Scarlet Adams has performed in blackface
Felicia Foxx, a Perth-based Aboriginal drag queen, shared several photos of Drag Race Down Under contestant Scarlet Adams on social media after she was announced as a cast member on the show. Adams is seen wearing many offensive looks, including a Native American headdress, a burqa, and several photos in blackface.
Adams responded with her own social media posts owning up to what she did and apologizing for her actions. She also disclosed that she was working hard to understand how to be a better ally to people of color.
“That happened and I won’t try to deny it,” she said honestly. “I was ignorant, I was young and so f*cking stupid.”
Karen From Finance had a racist tattoo and doll collection
Karen From Finance, another frontrunner queen on the season, came under fire for having a collection of golliwog dolls — and having one of those racist dolls tattooed on her body. Her tattoo and doll collection were profiled in a 2015 article for Things & Ink.
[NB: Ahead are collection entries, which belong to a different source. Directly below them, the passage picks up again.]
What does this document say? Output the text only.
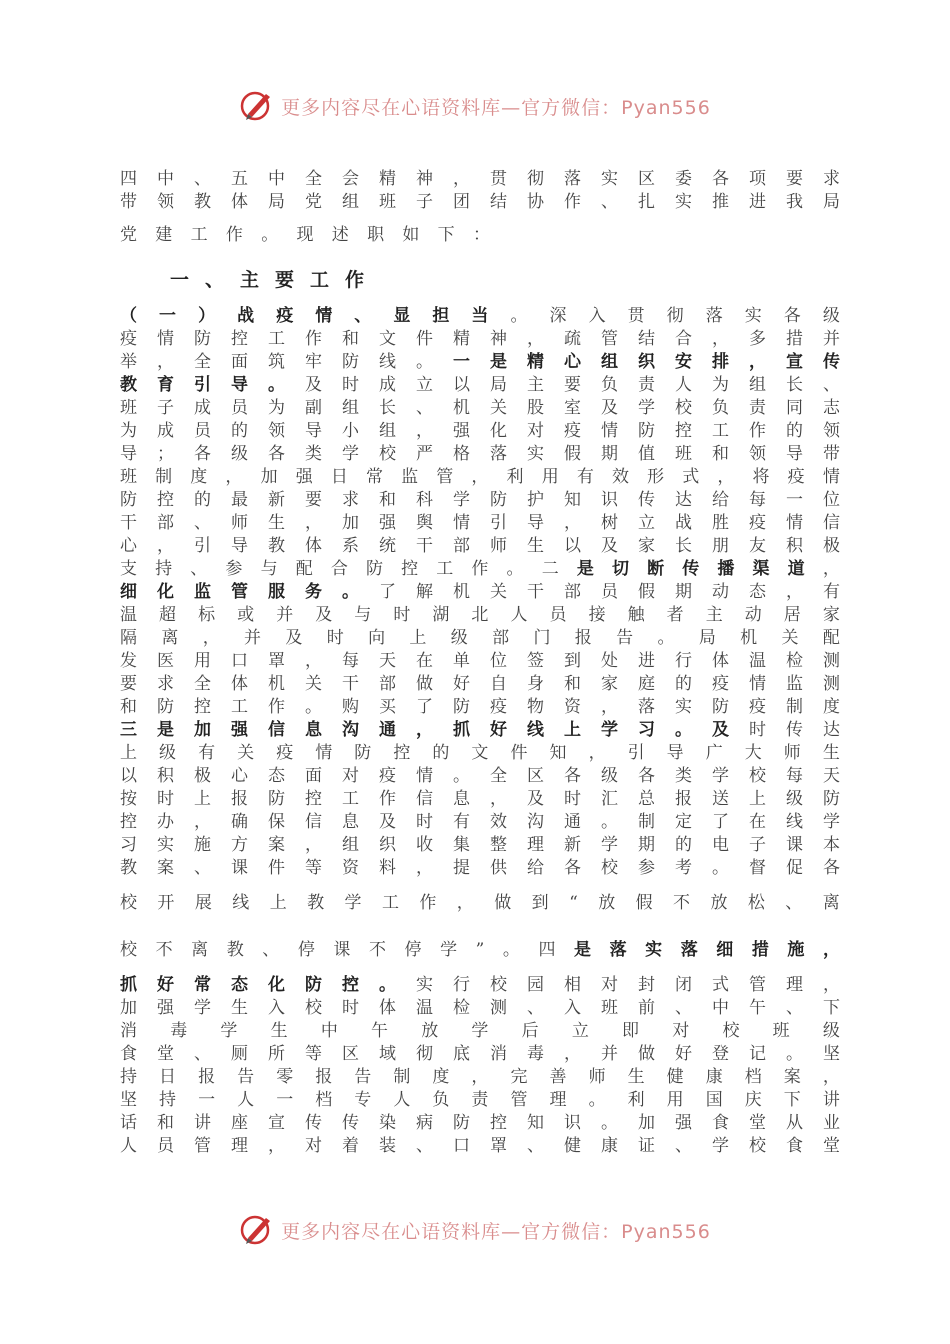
更多内容尽在心语资料库—官方微信：Pyan556
四 中 、 五 中 全 会 精 神 ， 贯 彻 落 实 区 委 各 项 要 求
带 领 教 体 局 党 组 班 子 团 结 协 作 、 扎 实 推 进 我 局
党 建 工 作 。 现 述 职 如 下 ：
一、主要工作
（ 一 ） 战 疫 情 、 显 担 当 。 深 入 贯 彻 落 实 各 级
疫 情 防 控 工 作 和 文 件 精 神 ， 疏 管 结 合 ， 多 措 并
举 ， 全 面 筑 牢 防 线 。 一 是 精 心 组 织 安 排 ， 宣 传
教 育 引 导 。 及 时 成 立 以 局 主 要 负 责 人 为 组 长 、
班 子 成 员 为 副 组 长 、 机 关 股 室 及 学 校 负 责 同 志
为 成 员 的 领 导 小 组 ， 强 化 对 疫 情 防 控 工 作 的 领
导 ； 各 级 各 类 学 校 严 格 落 实 假 期 值 班 和 领 导 带
班 制 度 ， 加 强 日 常 监 管 ， 利 用 有 效 形 式 ， 将 疫 情
防 控 的 最 新 要 求 和 科 学 防 护 知 识 传 达 给 每 一 位
干 部 、 师 生 ， 加 强 舆 情 引 导 ， 树 立 战 胜 疫 情 信
心 ， 引 导 教 体 系 统 干 部 师 生 以 及 家 长 朋 友 积 极
支 持 、 参 与 配 合 防 控 工 作 。 二 是 切 断 传 播 渠 道 ，
细 化 监 管 服 务 。 了 解 机 关 干 部 员 假 期 动 态 ， 有
温 超 标 或 并 及 与 时 湖 北 人 员 接 触 者 主 动 居 家
隔 离 ， 并 及 时 向 上 级 部 门 报 告 。 局 机 关 配
发 医 用 口 罩 ， 每 天 在 单 位 签 到 处 进 行 体 温 检 测
要 求 全 体 机 关 干 部 做 好 自 身 和 家 庭 的 疫 情 监 测
和 防 控 工 作 。 购 买 了 防 疫 物 资 ， 落 实 防 疫 制 度
三 是 加 强 信 息 沟 通 ， 抓 好 线 上 学 习 。 及 时 传 达
上 级 有 关 疫 情 防 控 的 文 件 知 ， 引 导 广 大 师 生
以 积 极 心 态 面 对 疫 情 。 全 区 各 级 各 类 学 校 每 天
按 时 上 报 防 控 工 作 信 息 ， 及 时 汇 总 报 送 上 级 防
控 办 ， 确 保 信 息 及 时 有 效 沟 通 。 制 定 了 在 线 学
习 实 施 方 案 ， 组 织 收 集 整 理 新 学 期 的 电 子 课 本
教 案 、 课 件 等 资 料 ， 提 供 给 各 校 参 考 。 督 促 各
校 开 展 线 上 教 学 工 作 ， 做 到 “ 放 假 不 放 松 、 离
校 不 离 教 、 停 课 不 停 学 ” 。 四 是 落 实 落 细 措 施 ，
抓 好 常 态 化 防 控 。 实 行 校 园 相 对 封 闭 式 管 理 ，
加 强 学 生 入 校 时 体 温 检 测 、 入 班 前 、 中 午 、 下
消 毒 学 生 中 午 放 学 后 立 即 对 校 班 级
食 堂 、 厕 所 等 区 域 彻 底 消 毒 ， 并 做 好 登 记 。 坚
持 日 报 告 零 报 告 制 度 ， 完 善 师 生 健 康 档 案 ，
坚 持 一 人 一 档 专 人 负 责 管 理 。 利 用 国 庆 下 讲
话 和 讲 座 宣 传 传 染 病 防 控 知 识 。 加 强 食 堂 从 业
人 员 管 理 ， 对 着 装 、 口 罩 、 健 康 证 、 学 校 食 堂
更多内容尽在心语资料库—官方微信：Pyan556
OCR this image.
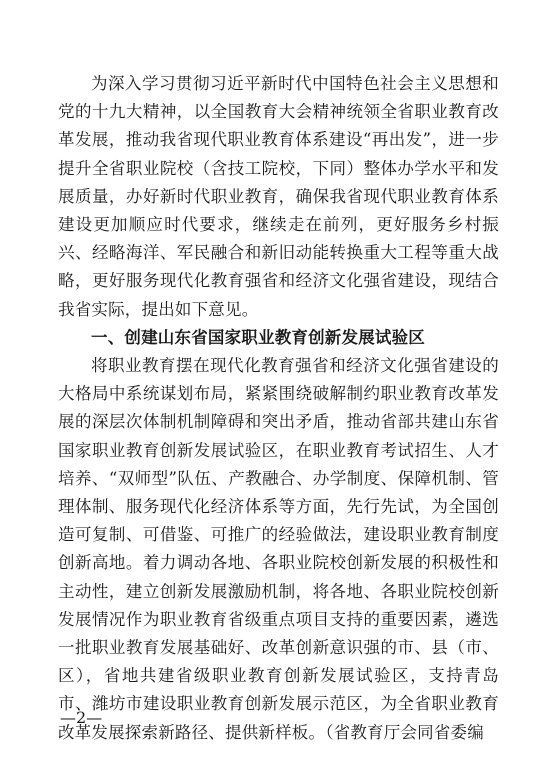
为深入学习贯彻习近平新时代中国特色社会主义思想和党的十九大精神，以全国教育大会精神统领全省职业教育改革发展，推动我省现代职业教育体系建设“再出发”，进一步提升全省职业院校（含技工院校，下同）整体办学水平和发展质量，办好新时代职业教育，确保我省现代职业教育体系建设更加顺应时代要求，继续走在前列，更好服务乡村振兴、经略海洋、军民融合和新旧动能转换重大工程等重大战略，更好服务现代化教育强省和经济文化强省建设，现结合我省实际，提出如下意见。

一、创建山东省国家职业教育创新发展试验区

将职业教育摆在现代化教育强省和经济文化强省建设的大格局中系统谋划布局，紧紧围绕破解制约职业教育改革发展的深层次体制机制障碍和突出矛盾，推动省部共建山东省国家职业教育创新发展试验区，在职业教育考试招生、人才培养、“双师型”队伍、产教融合、办学制度、保障机制、管理体制、服务现代化经济体系等方面，先行先试，为全国创造可复制、可借鉴、可推广的经验做法，建设职业教育制度创新高地。着力调动各地、各职业院校创新发展的积极性和主动性，建立创新发展激励机制，将各地、各职业院校创新发展情况作为职业教育省级重点项目支持的重要因素，遴选一批职业教育发展基础好、改革创新意识强的市、县（市、区），省地共建省级职业教育创新发展试验区，支持青岛市、潍坊市建设职业教育创新发展示范区，为全省职业教育改革发展探索新路径、提供新样板。（省教育厅会同省委编

—2—
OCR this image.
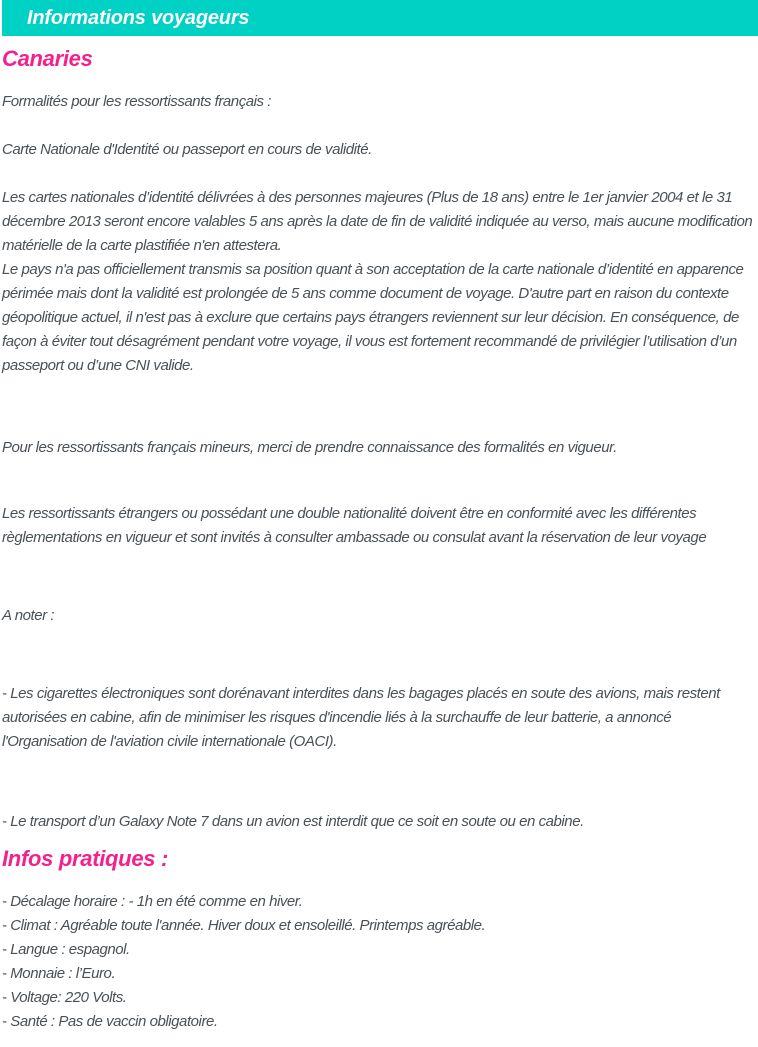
Informations voyageurs
Canaries

Formalités pour les ressortissants français :

Carte Nationale d'Identité ou passeport en cours de validité.

Les cartes nationales d’identité délivrées à des personnes majeures (Plus de 18 ans) entre le 1er janvier 2004 et le 31 décembre 2013 seront encore valables 5 ans après la date de fin de validité indiquée au verso, mais aucune modification matérielle de la carte plastifiée n'en attestera.

Le pays n'a pas officiellement transmis sa position quant à son acceptation de la carte nationale d’identité en apparence périmée mais dont la validité est prolongée de 5 ans comme document de voyage. D'autre part en raison du contexte géopolitique actuel, il n'est pas à exclure que certains pays étrangers reviennent sur leur décision. En conséquence, de façon à éviter tout désagrément pendant votre voyage, il vous est fortement recommandé de privilégier l’utilisation d’un passeport ou d’une CNI valide.

Pour les ressortissants français mineurs, merci de prendre connaissance des formalités en vigueur.

Les ressortissants étrangers ou possédant une double nationalité doivent être en conformité avec les différentes règlementations en vigueur et sont invités à consulter ambassade ou consulat avant la réservation de leur voyage

A noter :

- Les cigarettes électroniques sont dorénavant interdites dans les bagages placés en soute des avions, mais restent autorisées en cabine, afin de minimiser les risques d'incendie liés à la surchauffe de leur batterie, a annoncé l'Organisation de l'aviation civile internationale (OACI).

- Le transport d’un Galaxy Note 7 dans un avion est interdit que ce soit en soute ou en cabine.

Infos pratiques :

- Décalage horaire : - 1h en été comme en hiver.

- Climat : Agréable toute l'année. Hiver doux et ensoleillé. Printemps agréable.

- Langue : espagnol.

- Monnaie : l’Euro.

- Voltage: 220 Volts.

- Santé : Pas de vaccin obligatoire.
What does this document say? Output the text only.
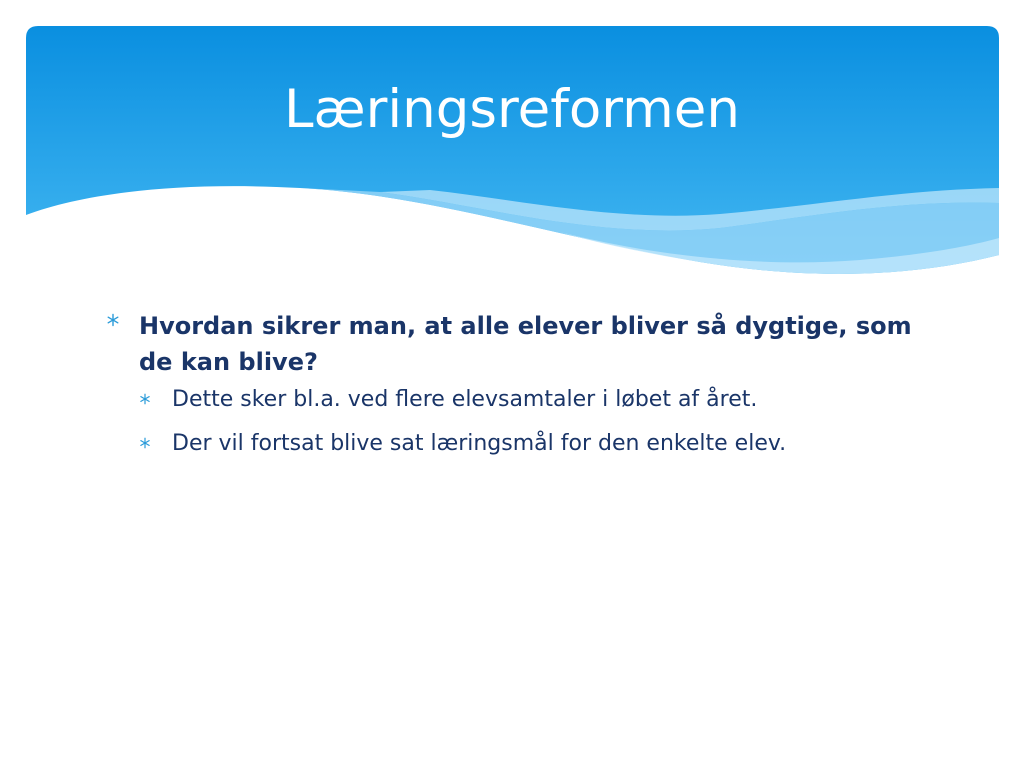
Læringsreformen
Hvordan sikrer man, at alle elever bliver så dygtige, som de kan blive?
Dette sker bl.a. ved flere elevsamtaler i løbet af året.
Der vil fortsat blive sat læringsmål for den enkelte elev.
Karen apologized on Instagram in February 2021 and explained that her collection started when she was 2 years old, which ultimately led to the tattoo. “I realized how irresponsible and stupid I had been and so I disposed of the dolls to landfill and had my tattoo covered,” she admitted.
“Since then, I’ve committed to an ongoing journey of accountability, activism and education, and to uncover and unlearn any and all racial bias — conscious or unconscious — that may or may not be embedded within me,” she continued.
She ended her post: “I can’t change the past, but I can and will work on the present and do better in the future, and with that you forever have my word.”